Joseph Otting is prohibited from buying U.S. bank stocks as the comptroller of the currency but the former banker did invest in the sector in the months between his nomination and swearing-in.
“I was in constant communication with the Treasury Department ethics department through this entire process,” Otting told the Senate Banking Committee. “No one had ever at any point in time told me that it was improper or illegal.”
Reuters reported the trades in April, based on financial disclosure documents filed with the Office of Government Ethics. Experts in U.S. government ethics standards told Reuters at the time that the trading activity, while not illegal, could have violated the spirit of rules designed to prevent conflicts of interest.

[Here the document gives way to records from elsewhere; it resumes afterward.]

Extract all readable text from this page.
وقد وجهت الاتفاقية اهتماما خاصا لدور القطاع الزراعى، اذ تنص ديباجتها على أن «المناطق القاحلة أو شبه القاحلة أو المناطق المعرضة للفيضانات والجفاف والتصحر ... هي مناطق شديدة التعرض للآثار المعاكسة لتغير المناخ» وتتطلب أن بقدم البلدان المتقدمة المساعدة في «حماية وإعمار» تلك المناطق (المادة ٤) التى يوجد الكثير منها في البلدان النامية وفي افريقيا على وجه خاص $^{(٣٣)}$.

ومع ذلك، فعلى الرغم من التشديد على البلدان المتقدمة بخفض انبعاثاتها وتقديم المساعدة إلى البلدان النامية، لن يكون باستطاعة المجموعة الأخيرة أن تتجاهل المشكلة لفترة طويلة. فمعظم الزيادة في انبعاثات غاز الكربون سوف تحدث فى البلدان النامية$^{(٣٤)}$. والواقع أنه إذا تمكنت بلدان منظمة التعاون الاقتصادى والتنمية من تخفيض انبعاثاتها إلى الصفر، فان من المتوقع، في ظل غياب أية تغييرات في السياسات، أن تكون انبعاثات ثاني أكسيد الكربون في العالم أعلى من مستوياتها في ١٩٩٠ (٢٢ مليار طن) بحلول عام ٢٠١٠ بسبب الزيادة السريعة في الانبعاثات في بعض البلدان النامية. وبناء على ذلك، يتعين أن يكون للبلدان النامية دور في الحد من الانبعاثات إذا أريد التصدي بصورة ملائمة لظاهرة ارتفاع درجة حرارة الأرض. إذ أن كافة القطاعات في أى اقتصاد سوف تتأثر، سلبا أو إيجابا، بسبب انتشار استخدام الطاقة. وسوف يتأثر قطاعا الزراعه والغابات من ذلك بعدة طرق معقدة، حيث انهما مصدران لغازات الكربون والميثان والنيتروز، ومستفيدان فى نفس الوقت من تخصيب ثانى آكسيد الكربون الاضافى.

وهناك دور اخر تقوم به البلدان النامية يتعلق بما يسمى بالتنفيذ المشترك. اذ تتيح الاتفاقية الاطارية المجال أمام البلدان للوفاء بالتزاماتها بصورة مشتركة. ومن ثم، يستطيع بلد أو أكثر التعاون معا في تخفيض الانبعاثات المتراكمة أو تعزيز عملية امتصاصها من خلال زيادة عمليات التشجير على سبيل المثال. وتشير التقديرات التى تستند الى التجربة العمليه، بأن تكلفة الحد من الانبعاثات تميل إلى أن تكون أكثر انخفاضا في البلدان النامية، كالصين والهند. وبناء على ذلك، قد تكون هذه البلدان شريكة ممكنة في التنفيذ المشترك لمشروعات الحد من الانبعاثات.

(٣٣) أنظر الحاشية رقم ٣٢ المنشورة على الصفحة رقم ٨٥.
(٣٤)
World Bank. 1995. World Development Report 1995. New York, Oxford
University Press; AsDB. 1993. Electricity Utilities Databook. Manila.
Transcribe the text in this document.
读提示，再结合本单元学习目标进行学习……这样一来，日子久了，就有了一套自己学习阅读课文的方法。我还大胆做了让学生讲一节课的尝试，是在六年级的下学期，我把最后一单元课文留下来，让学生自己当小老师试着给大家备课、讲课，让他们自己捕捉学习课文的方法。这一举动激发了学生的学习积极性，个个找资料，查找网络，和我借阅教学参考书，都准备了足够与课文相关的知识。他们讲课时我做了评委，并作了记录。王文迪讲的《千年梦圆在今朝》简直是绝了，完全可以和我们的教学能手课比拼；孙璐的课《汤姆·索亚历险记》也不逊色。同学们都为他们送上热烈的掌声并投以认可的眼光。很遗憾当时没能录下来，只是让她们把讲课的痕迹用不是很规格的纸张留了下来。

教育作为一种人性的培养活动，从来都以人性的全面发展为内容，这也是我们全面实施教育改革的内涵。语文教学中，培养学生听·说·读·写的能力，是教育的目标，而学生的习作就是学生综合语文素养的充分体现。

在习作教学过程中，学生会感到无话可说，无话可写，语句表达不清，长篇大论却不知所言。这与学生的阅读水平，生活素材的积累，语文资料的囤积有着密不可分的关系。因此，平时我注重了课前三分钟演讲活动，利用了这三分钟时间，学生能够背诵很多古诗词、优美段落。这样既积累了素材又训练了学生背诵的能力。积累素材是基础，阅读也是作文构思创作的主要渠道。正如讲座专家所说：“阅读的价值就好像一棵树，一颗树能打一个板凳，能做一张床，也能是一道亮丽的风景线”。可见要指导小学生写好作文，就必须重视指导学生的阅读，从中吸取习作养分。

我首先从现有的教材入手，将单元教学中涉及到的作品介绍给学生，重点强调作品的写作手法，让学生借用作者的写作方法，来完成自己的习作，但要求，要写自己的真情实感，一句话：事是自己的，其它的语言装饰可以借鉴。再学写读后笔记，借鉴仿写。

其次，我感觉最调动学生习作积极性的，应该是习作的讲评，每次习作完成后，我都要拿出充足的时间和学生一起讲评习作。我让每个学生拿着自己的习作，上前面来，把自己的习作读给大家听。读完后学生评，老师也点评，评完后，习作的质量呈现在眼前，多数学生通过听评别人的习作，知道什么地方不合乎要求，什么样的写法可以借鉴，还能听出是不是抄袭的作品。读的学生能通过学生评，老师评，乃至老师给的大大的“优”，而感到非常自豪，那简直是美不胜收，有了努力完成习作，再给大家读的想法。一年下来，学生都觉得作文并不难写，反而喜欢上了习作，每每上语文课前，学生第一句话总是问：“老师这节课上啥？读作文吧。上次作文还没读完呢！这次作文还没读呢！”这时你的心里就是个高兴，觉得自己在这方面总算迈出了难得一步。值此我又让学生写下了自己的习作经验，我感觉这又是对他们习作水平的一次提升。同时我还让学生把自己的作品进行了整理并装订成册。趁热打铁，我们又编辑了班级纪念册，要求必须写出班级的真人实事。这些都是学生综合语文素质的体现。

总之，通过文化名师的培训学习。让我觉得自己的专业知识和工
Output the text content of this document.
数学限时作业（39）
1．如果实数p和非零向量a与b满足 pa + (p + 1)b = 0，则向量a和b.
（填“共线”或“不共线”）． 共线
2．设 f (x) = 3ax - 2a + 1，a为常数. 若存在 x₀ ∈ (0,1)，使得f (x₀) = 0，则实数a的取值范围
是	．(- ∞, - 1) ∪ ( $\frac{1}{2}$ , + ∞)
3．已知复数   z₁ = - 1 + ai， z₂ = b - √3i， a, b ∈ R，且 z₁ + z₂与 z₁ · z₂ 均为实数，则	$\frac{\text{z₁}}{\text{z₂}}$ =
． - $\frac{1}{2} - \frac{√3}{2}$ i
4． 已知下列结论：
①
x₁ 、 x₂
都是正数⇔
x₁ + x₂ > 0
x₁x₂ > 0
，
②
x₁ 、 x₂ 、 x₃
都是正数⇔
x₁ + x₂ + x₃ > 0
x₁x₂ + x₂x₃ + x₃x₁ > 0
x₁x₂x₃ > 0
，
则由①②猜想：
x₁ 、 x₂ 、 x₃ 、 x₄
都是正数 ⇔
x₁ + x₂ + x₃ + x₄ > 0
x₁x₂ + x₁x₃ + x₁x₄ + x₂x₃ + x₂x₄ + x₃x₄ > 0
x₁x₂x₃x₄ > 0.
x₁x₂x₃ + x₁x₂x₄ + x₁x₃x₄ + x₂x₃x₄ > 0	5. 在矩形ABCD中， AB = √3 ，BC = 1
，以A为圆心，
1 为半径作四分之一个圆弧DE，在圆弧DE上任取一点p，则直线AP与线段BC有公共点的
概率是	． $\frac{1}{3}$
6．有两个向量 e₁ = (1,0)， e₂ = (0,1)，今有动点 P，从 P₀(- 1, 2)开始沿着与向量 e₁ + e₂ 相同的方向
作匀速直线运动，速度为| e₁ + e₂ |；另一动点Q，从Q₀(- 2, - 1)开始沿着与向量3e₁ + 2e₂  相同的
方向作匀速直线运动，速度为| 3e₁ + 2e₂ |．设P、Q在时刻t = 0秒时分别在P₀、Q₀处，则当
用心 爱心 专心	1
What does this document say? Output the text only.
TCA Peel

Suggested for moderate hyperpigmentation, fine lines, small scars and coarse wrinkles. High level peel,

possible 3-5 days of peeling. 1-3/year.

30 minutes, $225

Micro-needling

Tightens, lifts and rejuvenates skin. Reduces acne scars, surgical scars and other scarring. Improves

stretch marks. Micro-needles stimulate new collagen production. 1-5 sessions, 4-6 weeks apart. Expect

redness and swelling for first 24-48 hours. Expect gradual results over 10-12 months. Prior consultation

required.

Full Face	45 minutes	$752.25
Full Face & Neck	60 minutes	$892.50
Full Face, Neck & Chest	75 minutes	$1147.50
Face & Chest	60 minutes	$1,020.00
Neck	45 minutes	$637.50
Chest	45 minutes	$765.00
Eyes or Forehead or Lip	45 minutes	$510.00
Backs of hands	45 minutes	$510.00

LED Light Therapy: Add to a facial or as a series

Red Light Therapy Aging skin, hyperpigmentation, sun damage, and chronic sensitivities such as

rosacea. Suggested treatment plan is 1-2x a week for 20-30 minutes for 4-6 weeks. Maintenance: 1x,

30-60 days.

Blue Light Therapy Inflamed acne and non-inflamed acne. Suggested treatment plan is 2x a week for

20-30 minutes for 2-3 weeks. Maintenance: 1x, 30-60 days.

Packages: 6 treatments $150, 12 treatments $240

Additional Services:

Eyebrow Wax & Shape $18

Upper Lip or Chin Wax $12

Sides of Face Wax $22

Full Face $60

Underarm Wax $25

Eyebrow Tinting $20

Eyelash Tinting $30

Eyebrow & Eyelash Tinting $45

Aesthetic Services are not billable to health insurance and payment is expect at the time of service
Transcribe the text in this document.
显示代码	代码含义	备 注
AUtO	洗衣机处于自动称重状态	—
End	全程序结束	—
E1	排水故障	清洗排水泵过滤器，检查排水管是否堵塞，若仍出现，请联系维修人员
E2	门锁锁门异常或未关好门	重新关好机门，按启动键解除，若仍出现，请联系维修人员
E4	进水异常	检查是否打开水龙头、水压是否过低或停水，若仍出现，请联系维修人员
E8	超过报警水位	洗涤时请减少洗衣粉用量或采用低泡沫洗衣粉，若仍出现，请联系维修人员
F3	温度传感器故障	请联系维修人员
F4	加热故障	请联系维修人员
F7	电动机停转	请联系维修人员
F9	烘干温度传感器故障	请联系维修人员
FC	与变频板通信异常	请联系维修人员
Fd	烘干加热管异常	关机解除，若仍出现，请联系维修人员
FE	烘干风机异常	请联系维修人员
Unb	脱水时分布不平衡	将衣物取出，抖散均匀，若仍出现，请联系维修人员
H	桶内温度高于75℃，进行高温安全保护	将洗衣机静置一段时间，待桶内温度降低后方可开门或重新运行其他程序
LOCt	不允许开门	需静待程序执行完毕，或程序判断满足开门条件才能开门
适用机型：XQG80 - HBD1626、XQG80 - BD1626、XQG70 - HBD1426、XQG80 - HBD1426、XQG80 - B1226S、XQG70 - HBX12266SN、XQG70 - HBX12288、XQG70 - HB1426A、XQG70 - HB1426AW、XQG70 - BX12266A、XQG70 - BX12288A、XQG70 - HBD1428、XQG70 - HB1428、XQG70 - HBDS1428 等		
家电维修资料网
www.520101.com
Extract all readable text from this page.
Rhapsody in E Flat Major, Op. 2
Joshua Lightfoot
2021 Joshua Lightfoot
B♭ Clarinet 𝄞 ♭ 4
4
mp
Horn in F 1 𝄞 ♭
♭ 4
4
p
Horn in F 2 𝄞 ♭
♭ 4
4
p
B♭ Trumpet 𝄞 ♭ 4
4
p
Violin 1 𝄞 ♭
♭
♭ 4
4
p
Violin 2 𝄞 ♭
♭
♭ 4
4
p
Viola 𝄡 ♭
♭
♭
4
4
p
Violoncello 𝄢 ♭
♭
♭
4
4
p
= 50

Sherrod Brown, the top Democrat on the banking panel, said Otting had damaged the public’s trust by buying more stocks in a sector that he was about to regulate.
“I don’t question your integrity here but maybe your judgment,” said Brown. “You buy stocks after you get appointed to a job like this?”
Otting, who was formally nominated in June 2017 and took office in November, said he had no knowledge of the specific trades because they were handled by his broker.
He added that he would have had to forego 10 months of investment opportunities had his broker halted trading during the nomination process.
At a Congressional hearing on Wednesday, Otting said he had no knowledge of banks discriminating against minorities. At Thursday’s hearing, he pulled back from those remarks and said racism exists in the lending industry.
“I believe that there is,” Otting told Senator Robert Menendez, a Democrat from New Jersey, who asked if there was racial bias in the mortgage lending business.
Otting enforces fair lending laws and the Community Reinvestment Act (CRA), which requires banks to offer credit in minority communities.
Otting said he wants the CRA to help more poor communities and that he will punish banks that treat minorities unfairly – even if the bank does not explicitly promote racism.
“I think there is disparate impacts that occur in America,” Otting said, referring to a legal theory that lenders should be punished when their lending policies are not openly racist but still hurt minorities.